Salí más temprano que nunca al otro día, pero no me atreví si no hasta ya de tarde. Me entretuve pescando buen rato, luego me bañé y armamos la batalla de campá habitual con los tigueritos del barrio. Estaba distraído, más de una vez sentí muy cerca de mi cabeza la pierna de uno de ellos, saliendo como rayo, del agua. Cuando se fueron, hice como si me quedara limpiando los peces, en cambio fui a esconder todo al tronco hueco que guardaba para mis cosas. Dejé también la camisa pero no las sandalias. Me iba por el río. Si acaso se me ocurría ir por los senderos, siempre aparecería alguien que me reconociera y me hiciera devolver “¿tu no eres el hijo de Don Juan? ¡váyase a su casa, carajo!” Y no era la de no obedecer, luego sería peor cuando se lo contaran al viejo. Me fui orillando el río, sabía dónde quedaba, aunque no estaba cerca.

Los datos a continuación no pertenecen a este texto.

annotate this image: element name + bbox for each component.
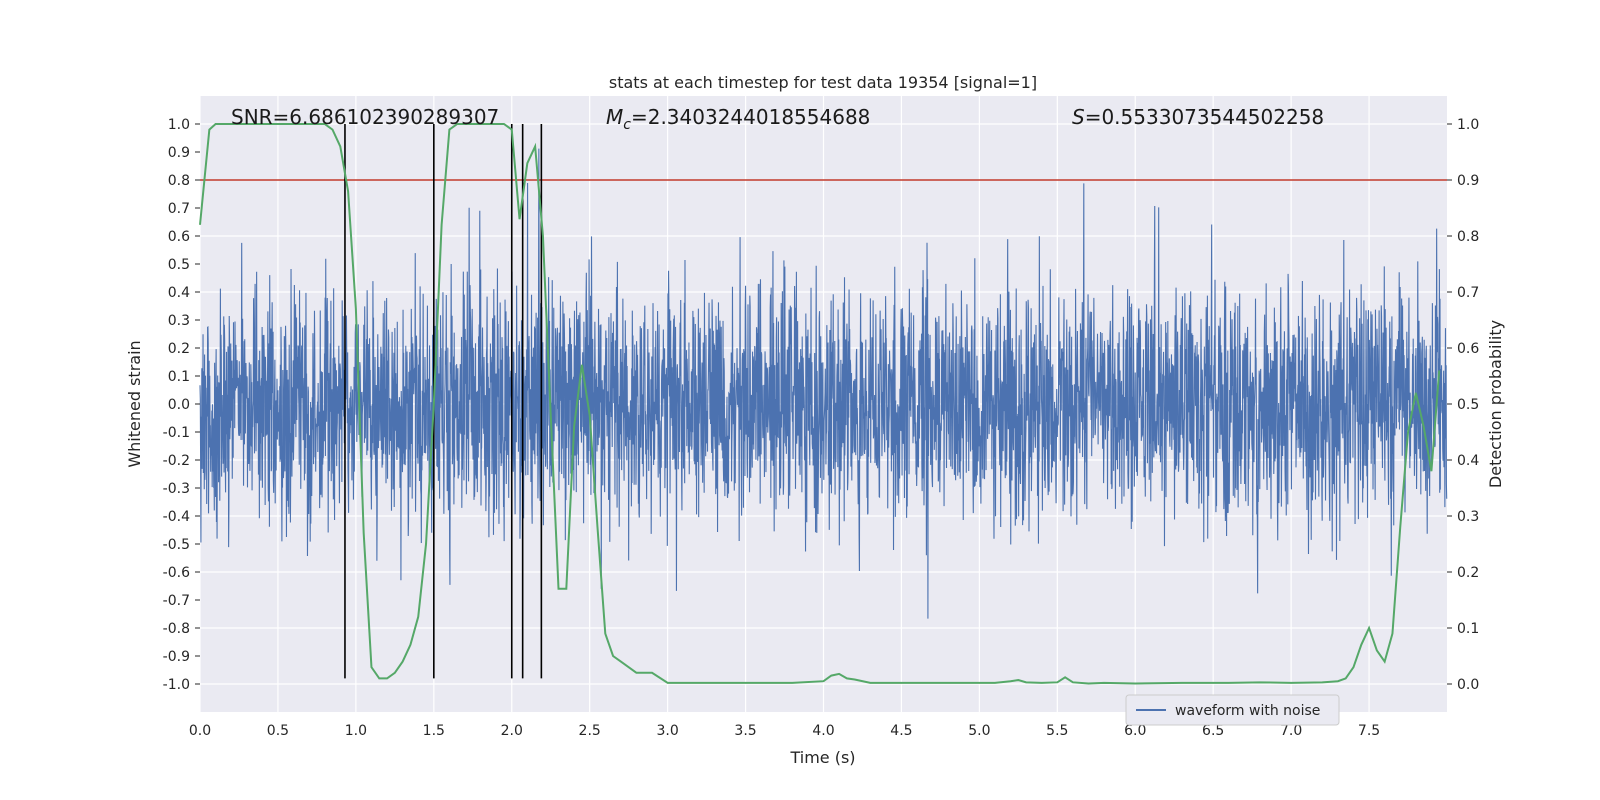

No había nadie. Tanto joder y no había nadie. Ni mujeres en cueros, ni alma ninguna. Nadie. Era hermoso, eso sí. Impresionante. No recuerdo ninguno de los otros charcos tan bello como este de los Cueros: azul verdoso, amplio, solitario, suelo arenoso, casi un remanso. Las orillas enlodadas, como si alguien se hubiera bañado recientemente. Merecía su fama pero no había nadie. Decidí nadar, estaba ahí, y el camino me había hecho sudar. Era, como quiera, una delicia para bañarse y refrescarse. Entonces, sucedió. Me lo advirtieron. De pronto no encontré fondo, ni cielo, ni respiración.
-Como si no te conociera, parigüayo, las caras burlonas de José y “Los Pérenis”, cuando finalmente pude abrir los ojos, tragar aire.